The denim giant, whose jeans were a symbol of Western freedom in Communist Europe during the Cold War, said Monday that it made the move in part as a response to the “enormous disruption” occurring in the region, which has made “normal business untenable.” In 2021, Levi’s derived roughly 4 percent of its total net revenues from Eastern Europe. Half of that, it said in a release, related to Russia.
“But any business considerations are clearly secondary to the human suffering experienced by so many,” it said. “The LS&Co. community continues to be saddened by the devastating conflict in Ukraine and our thoughts are with all of those who have been affected, including our employees, partners and their loved ones.”
Levi’s, which posted in January a 22 percent bump in fourth-quarter revenue despite supply-chain snarls, said that it will be donating more than $30,000 to nonprofits providing aid to those caught in the middle of the ongoing conflict, including Care and the International Rescue Committee. The company is also offering employees a two-to-one match, up to $200,000, for donations to a raft of organizations that are assisting the most vulnerable communities, including those facing discrimination at border crossings.
“LS&Co. and its licensee partners are also working to donate jackets, backpacks and warm clothing to people who have been displaced from their homes,” it said.
Fast Retailing, in contrast, plans to keep its 49 stores in Russia open, making the Uniqlo owner one of the few international outliers that are staying put despite mounting public pressure for businesses to boycott the Vladimir Putin-helmed nation for invading its smaller neighbor.
Speaking to Nikkei Asia Monday, CEO Tadashi Yanai defended the decision, calling clothing a “necessity of life” and saying that people in Russia “have the same right to live as we do.”
“There should never be war. Every country should oppose it,” he added. “This time all of Europe clearly opposes the war and has shown its support for Ukraine. Any attempt to divide the world will, on the contrary, strengthen unity.”

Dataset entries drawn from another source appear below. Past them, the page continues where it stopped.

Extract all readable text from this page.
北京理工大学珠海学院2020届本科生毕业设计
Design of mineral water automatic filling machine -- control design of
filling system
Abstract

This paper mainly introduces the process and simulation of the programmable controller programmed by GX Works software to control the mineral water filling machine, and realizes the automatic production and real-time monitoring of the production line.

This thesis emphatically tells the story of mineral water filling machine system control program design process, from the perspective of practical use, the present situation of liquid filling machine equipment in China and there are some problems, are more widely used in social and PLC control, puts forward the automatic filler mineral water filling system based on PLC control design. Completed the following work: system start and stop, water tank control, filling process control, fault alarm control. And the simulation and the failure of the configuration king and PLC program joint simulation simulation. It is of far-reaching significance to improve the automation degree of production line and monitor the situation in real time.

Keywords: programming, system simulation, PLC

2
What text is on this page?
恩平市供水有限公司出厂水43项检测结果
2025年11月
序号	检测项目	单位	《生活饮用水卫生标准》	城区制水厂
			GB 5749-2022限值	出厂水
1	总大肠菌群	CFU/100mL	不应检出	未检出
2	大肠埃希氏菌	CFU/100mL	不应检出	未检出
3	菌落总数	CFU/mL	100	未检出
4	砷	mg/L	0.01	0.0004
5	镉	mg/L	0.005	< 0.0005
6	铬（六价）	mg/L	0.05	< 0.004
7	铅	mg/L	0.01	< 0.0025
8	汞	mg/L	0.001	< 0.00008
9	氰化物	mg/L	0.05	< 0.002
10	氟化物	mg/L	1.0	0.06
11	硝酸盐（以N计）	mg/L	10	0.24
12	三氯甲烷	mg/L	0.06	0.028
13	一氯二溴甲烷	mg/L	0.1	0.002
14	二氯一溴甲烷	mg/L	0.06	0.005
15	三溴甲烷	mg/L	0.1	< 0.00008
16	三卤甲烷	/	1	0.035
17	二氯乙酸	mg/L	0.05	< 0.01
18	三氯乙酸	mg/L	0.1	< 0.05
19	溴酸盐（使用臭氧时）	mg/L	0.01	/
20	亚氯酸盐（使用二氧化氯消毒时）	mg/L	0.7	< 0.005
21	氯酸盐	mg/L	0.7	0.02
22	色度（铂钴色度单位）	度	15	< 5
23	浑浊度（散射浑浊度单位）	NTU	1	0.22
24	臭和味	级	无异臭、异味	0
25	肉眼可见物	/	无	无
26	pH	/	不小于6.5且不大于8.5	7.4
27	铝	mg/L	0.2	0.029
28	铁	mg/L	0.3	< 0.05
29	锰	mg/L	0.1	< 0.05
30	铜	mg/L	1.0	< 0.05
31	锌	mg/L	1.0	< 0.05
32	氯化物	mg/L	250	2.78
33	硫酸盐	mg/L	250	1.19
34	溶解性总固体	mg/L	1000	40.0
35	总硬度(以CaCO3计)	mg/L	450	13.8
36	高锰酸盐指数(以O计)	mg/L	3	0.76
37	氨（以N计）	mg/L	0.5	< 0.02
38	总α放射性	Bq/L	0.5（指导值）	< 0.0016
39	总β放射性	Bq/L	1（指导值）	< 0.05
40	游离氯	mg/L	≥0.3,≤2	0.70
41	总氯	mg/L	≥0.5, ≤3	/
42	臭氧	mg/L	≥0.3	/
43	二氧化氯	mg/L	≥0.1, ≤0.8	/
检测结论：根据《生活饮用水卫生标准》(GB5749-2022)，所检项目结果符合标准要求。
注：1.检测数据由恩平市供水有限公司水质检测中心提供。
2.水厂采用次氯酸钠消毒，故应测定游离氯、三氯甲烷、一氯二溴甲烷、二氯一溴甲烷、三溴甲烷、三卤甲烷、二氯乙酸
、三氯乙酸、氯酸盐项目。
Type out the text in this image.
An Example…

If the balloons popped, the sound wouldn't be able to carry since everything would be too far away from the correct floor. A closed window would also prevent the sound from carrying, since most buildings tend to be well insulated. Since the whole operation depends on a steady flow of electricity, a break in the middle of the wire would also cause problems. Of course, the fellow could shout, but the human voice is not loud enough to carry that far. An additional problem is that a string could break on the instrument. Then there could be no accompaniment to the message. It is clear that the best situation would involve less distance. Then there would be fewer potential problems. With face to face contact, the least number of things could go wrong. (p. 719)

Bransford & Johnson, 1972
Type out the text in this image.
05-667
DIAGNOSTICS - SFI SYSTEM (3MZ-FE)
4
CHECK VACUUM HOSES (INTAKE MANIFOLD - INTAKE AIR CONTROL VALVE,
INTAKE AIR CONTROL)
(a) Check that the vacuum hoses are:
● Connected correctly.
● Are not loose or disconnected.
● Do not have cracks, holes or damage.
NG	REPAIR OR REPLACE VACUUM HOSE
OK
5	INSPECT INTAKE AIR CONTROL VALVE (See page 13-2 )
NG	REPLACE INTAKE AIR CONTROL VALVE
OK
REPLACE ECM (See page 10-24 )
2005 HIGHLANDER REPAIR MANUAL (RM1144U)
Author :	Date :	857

A spokesperson told Reuters that the Japanese retailer has experienced no noticeable impact on its supply chain or logistics, despite large shipping firms such as Maersk suspending freight services to and from Russia.
Fast Retailing revealed last week that it is donating $10 million to the United Nations High Commissioner for Refugees to provide shelter, aid and other urgent support to affected populations in Ukraine and the countries to which they have been forced to flee. More than 1.7 million Ukrainians have fled to Central Europe since the conflict began on Feb. 24, the agency said, with the number potentially rising up to 4 million if Russia’s bombardment doesn’t let up.
The company will also donate 100,000 pieces of Uniqlo clothing and accessories, including Heattech blankets, Heattech innerwear and Airism masks, along with 100,000 items of winter clothing collected at Uniqlo’s Japanese stores through its clothing recycling program. These items, it said, will be distributed to refugees in Poland and other countries.
Two of Fast Retailing’s biggest high-street rivals have pulled out of Russia. H&M said last week that it has temporarily paused all sales at its 155 doors in Russia following the closures of its stores in Ukraine for the “safety of customers and colleagues.” Inditex announced Saturday that it’s suspending operations at 502 of its stores in Russia, 86 of which are Zara nameplates, plus e-commerce in the country, because it “cannot guarantee the continuity of operations and trading conditions” under “current circumstances.”
In the luxury space, Prada joined Chanel, Kering LVMH Moët Hennessy Louis Vuitton and others in freezing its Russian retail operations. “Our primary concern is for all colleagues and their families affected by the tragedy in Ukraine, and we will continue to support them,” it said in a brief statement Sunday. “The group will continue to monitor further developments.”